Cloud Portfolio Website

Cloud Portfolio Website

How do I stand out?

There comes a time in every job candidate's life when they finally realize that the job market is flooded!

Even the most niche or specialist positions have recruiters's inboxes flooded with applications from potential candidates. The modern candidate needs a way to stand out from the rest.

This is where Portfolio/Personal websites come in. They let you stand out against fellow candidates while letting you showcase your skills and projects and letting people get a dose of your personality at the same time. (Multitasking)

To separate myself from the pack I decided to code my portfolio site and host it on Azure Static Web Apps to replicate a real-world application. Instead of just making a WordPress site like a filthy casual.

This project is based on the Portfolio Workshop found here.

What is a Portfolio Website

A portfolio website is a unique way to present your work and introduce yourself to others. It functions as an evergreen platform for your initiatives, case studies, and personal data. It's also one of the finest methods to convey your personality, background, and skills.

Architecture

Project

Account Management

This relates to the setup of the Azure account's configurations to avoid unexpected mistakes.

In our Azure account, we first created two new management groups: one for our production/live environment and one for our development/testing environment.

For billing purposes, we establish a fresh "pay-as-you-go" subscription under each management group. This will make it simpler for us to keep track of how much each group's use of our resources is costing us. In order to assist us in keeping our budget, we also set up spending notifications.

Create Gatsby App

Gatsby is an open-source static website generator and framework that enables you to produce website content using React components and a variety of data sources, including JSON, Markdown, a database, an API, and more.

I created the Gatsby app on my local environment (fancy words for my laptop) making use of a starter theme. (Yay for Code Reuse)

Push to GitHub

I then created a new repository on my GitHub account called my-portfolio. After which I connected that repository to my local environment and then pushed the code. The code was now being displayed on my GitHub repository my-portfolio.

Azure Static Web Apps

Azure static web app is a service that uses a code repository to automatically generate and deploy full-stack web apps to Azure. Azure Static Web Apps' workflow is designed to fit a developer's typical daily routine. Based on code modifications, apps are built and deployed.
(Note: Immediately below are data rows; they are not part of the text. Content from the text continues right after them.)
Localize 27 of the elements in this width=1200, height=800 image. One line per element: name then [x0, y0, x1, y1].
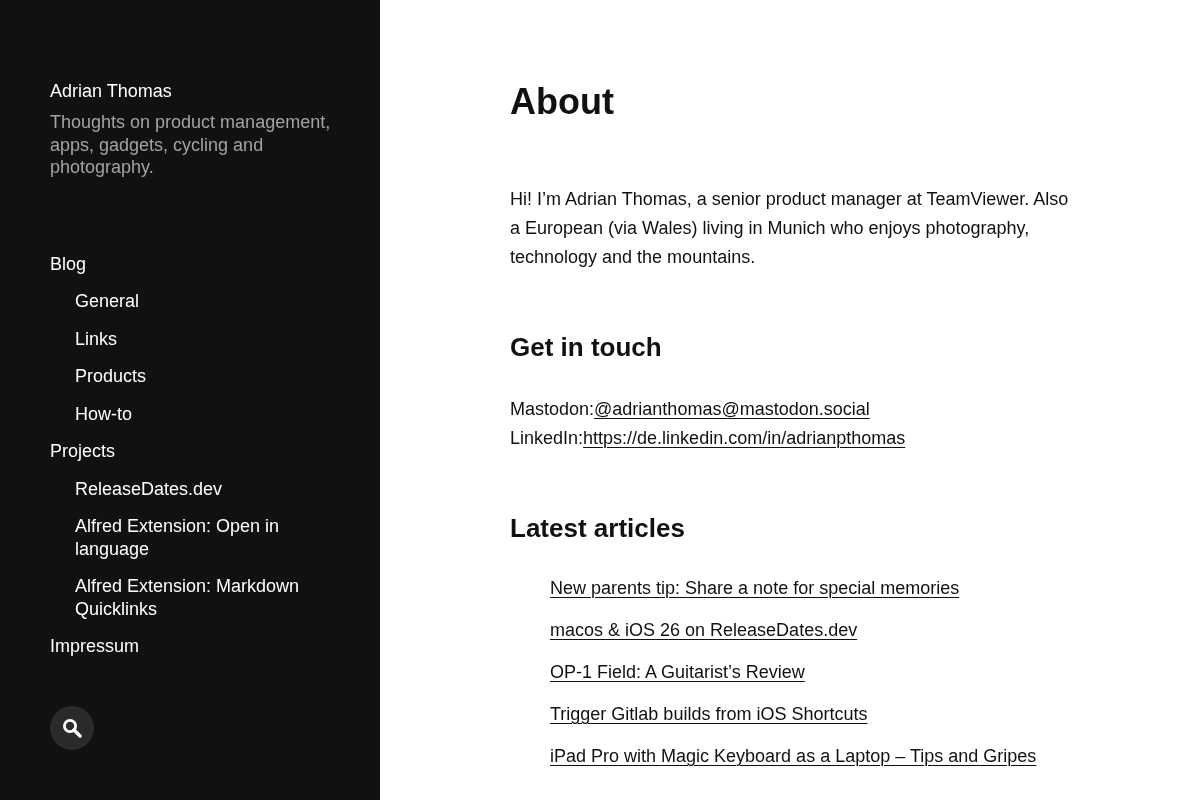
article-link[interactable]: macos & iOS 26 on ReleaseDates.dev	[550, 620, 858, 640]
nav-link[interactable]: Projects	[50, 440, 116, 463]
nav-link[interactable]: Blog	[50, 252, 87, 275]
subnav-link[interactable]: Alfred Extension: Open in language	[75, 515, 330, 560]
contact-label: Mastodon:	[510, 399, 595, 419]
subnav-link[interactable]: Alfred Extension: Markdown Quicklinks	[75, 575, 330, 620]
section-heading: Get in touch	[510, 332, 663, 363]
article-link[interactable]: OP-1 Field: A Guitarist’s Review	[550, 662, 805, 682]
article-link[interactable]: Trigger Gitlab builds from iOS Shortcuts	[550, 704, 868, 724]
intro-paragraph: Hi! I’m Adrian Thomas, a senior product manager at TeamViewer. Also a European (via Wales) living in Munich who enjoys photography, technology and the mountains.	[510, 188, 1070, 269]
article-link[interactable]: New parents tip: Share a note for special memories	[550, 578, 960, 598]
site-title[interactable]: Adrian Thomas	[50, 80, 172, 102]
subnav-link[interactable]: Links	[75, 327, 118, 350]
subnav-link[interactable]: How-to	[75, 402, 132, 425]
article-link[interactable]: iPad Pro with Magic Keyboard as a Laptop – Tips and Gripes	[550, 746, 1037, 766]
search-button[interactable]	[50, 705, 94, 750]
contact-label: LinkedIn:	[510, 428, 584, 448]
site-tagline: Thoughts on product management, apps, gadgets, cycling and photography.	[50, 111, 332, 179]
subnav-link[interactable]: General	[75, 290, 140, 313]
subnav-link[interactable]: ReleaseDates.dev	[75, 477, 223, 500]
section-heading: Latest articles	[510, 513, 686, 544]
page-title: About	[510, 80, 615, 123]
profile-link[interactable]: https://de.linkedin.com/in/adrianpthomas	[583, 428, 906, 448]
search-icon	[62, 717, 82, 738]
subnav-link[interactable]: Products	[75, 365, 147, 388]
profile-link[interactable]: @adrianthomas@mastodon.social	[594, 399, 870, 419]
nav-link[interactable]: Impressum	[50, 635, 139, 658]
Azure works directly with GitHub or Azure DevOps to monitor a branch of your choosing when you establish an Azure Static Web Apps resource. Every time you accept pull requests or push commits to the monitored branch, a build is launched automatically, and your app and API are then deployed to Azure.

Static assets are supplied from locations that are spread out globally rather than from a standard web server when using static web apps. Due to the physical proximity of the files to end users, this distribution greatly speeds up file serving. A full back-end server is not even necessary because API endpoints are hosted utilizing a serverless architecture.

It also features CI/CD, asset hosting, APIs, SSL certificates, route control, etc.

Deploy to Azure Static Web Apps

  1. Open Azure Portal.

  2. Created a new resource group my-portfolio.

  3. Entered name and region.

  4. Signed into Github and selected the relevant repository and main branch.

  5. In Build Details, choose the Gatsby build preset.

  6. Clicked Review + Create, then clicked Create.

The Deployment Workflow

Using Github Action runs every new commit triggers a new build and deployment. You can preview changes separately using a pull request.

Added Domain Name

Mapped custom domains to the website using an external name registrar. (Namecheap) in my case. This was done by creating ALIAS, CNAME, and TXT records in Namecheap.

Created a subdomain for the blog tab since it leads to my blog which is hosted and managed on hashcode.

Created a subdomain for the resume tab since it leads to my resume page which is actually another project you can read about here.

Changed Content

Personalized the website to my tastes by adding my details and removing sections I felt were unnecessary.

Conclusion

This was a great entry-level project to get a taste of the cloud. It also left me with a great portfolio website. (If I say so myself)

The way the portfolio is structured is almost as if it has a pseudo multi-cloud structure with the blog and resume pages being entirely separate applications.

I plan to make use of the GraphQL integration of the theme to add more functionality through widgets which will be mini projects you can interact with on the main portfolio website. (Watch out for that!)

That's all from me for now...Take care.